The US military’s ability to detect mysterious flying objects in North American airspace has been significantly enhanced in the past few weeks, following a tweak in radar filters after the detection of a Chinese spy balloon drifting over the US.
The head of the military commands responsible for shooting down these objects, US Air Force Gen. Glen VanHerck, explained that NORAD (North American Aerospace Defense Command) and US Northern Command have begun searching for much smaller, slower-moving flying objects, while also making adjustments to filtration based on altitude.
Four objects, one Chinese surveillance balloon and three other smaller objects, were shot down in the span of about a week, and the head of the military commands that have been involved in shooting down these objects flying over the US and Canada revealed in a briefing Sunday that the uptick in discovery and engagement follows a tweak of the radar filters after the Chinese spy balloon drifted across the continental US earlier this month.
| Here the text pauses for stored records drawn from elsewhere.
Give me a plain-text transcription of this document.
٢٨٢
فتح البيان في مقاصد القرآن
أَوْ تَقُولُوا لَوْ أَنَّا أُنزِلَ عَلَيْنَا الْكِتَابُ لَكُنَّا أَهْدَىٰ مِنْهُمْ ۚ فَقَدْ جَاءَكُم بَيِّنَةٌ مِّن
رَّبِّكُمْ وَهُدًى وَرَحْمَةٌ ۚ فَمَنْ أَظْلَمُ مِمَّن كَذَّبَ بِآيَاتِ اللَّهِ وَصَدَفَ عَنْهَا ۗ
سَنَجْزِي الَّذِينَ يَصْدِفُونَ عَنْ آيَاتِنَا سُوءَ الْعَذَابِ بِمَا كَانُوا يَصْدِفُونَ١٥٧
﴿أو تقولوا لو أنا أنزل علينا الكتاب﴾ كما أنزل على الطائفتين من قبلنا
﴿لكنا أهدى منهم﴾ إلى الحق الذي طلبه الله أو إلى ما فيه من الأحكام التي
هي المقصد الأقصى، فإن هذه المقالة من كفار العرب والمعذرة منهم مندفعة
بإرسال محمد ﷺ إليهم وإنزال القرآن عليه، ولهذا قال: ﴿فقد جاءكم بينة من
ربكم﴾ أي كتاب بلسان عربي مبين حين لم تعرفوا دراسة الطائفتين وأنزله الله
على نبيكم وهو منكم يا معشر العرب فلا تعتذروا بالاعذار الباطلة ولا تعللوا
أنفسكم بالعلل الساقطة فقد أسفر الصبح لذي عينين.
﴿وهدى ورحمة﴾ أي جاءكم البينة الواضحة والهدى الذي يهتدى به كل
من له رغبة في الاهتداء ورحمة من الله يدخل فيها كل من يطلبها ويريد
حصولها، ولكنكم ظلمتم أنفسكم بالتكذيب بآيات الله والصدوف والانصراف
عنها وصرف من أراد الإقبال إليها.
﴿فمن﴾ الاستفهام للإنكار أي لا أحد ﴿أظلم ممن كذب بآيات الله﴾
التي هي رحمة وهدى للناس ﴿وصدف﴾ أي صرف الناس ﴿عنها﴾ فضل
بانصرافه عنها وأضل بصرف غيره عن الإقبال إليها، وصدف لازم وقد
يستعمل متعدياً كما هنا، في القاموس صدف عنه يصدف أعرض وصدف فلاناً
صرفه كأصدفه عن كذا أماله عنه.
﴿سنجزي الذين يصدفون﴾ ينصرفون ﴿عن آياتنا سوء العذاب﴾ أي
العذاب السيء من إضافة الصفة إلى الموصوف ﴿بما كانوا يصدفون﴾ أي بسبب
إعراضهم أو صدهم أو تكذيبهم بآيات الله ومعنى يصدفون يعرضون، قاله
Since the US Air Force shot down the Chinese balloon in early February, fighter jets have downed three additional airborne objects. An F-22 Raptor, a stealth fifth-generation fighter jet, fired a single AIM-9X Sidewinder air-to-air missile to down the Chinese surveillance balloon off the coast of South Carolina on February 4, sending the large system plummeting over 60,000 feet into the Atlantic Ocean.
Just days later, on February 10, an F-22 used an AIM-9X to down an unidentified object over Alaska. US officials said this object was flying at an altitude of 40,000 feet and posed a threat to civilian aircraft. On February 11, the next day, an F-22 fired an AIM-9X to take down an object over northern Canada.
The F-22, which notched its first three air-to-air kills after nearly two decades in service, was finally given a rest on Sunday, when an F-16 — still using the AIM-9X — took down an object over Lake Huron that was flying at a low altitude of 20,000 feet, well below the cruising altitude of many commercial airliners.
While the US identified the first object as a high-altitude Chinese surveillance balloon, North American militaries have yet to explain publically what the other objects are — aside from offering a few details about size and shape — and what purpose they serve.
Melissa Dalton, the assistant secretary of defense for homeland defense and hemispheric affairs, said on Sunday that although the US has not been able to identify what these recent objects were from over the weekend, the decision to shoot them down was still made out of an “abundance of caution to protect our security and interests.”
She added that the recent objects did not pose a “kinetic military threat,” but they were traveling in proximity to “sensitive” US military sites and that their relatively low altitude could possibly threaten civilian aircraft.
The US military’s increased ability to detect these objects can be attributed to the radar adjustments and that operators are on “heightened alert” and looking more closely for these smaller and slower objects. It is not immediately clear where the objects came from, however the Pentagon Press Secretary Brig. Gen. Pat Ryder noted that China operates a global network of surveillance balloons that extends across five continents and multiple regions, but it is unclear if the objects that were downed in the wake of the Chinese spy balloon were also of Chinese origin.
The US military has demonstrated its increased ability to detect and respond to mysterious flying objects and it is likely that the US and its allies will continue to enhance their surveillance capabilities in order to ensure the security of North American airspace.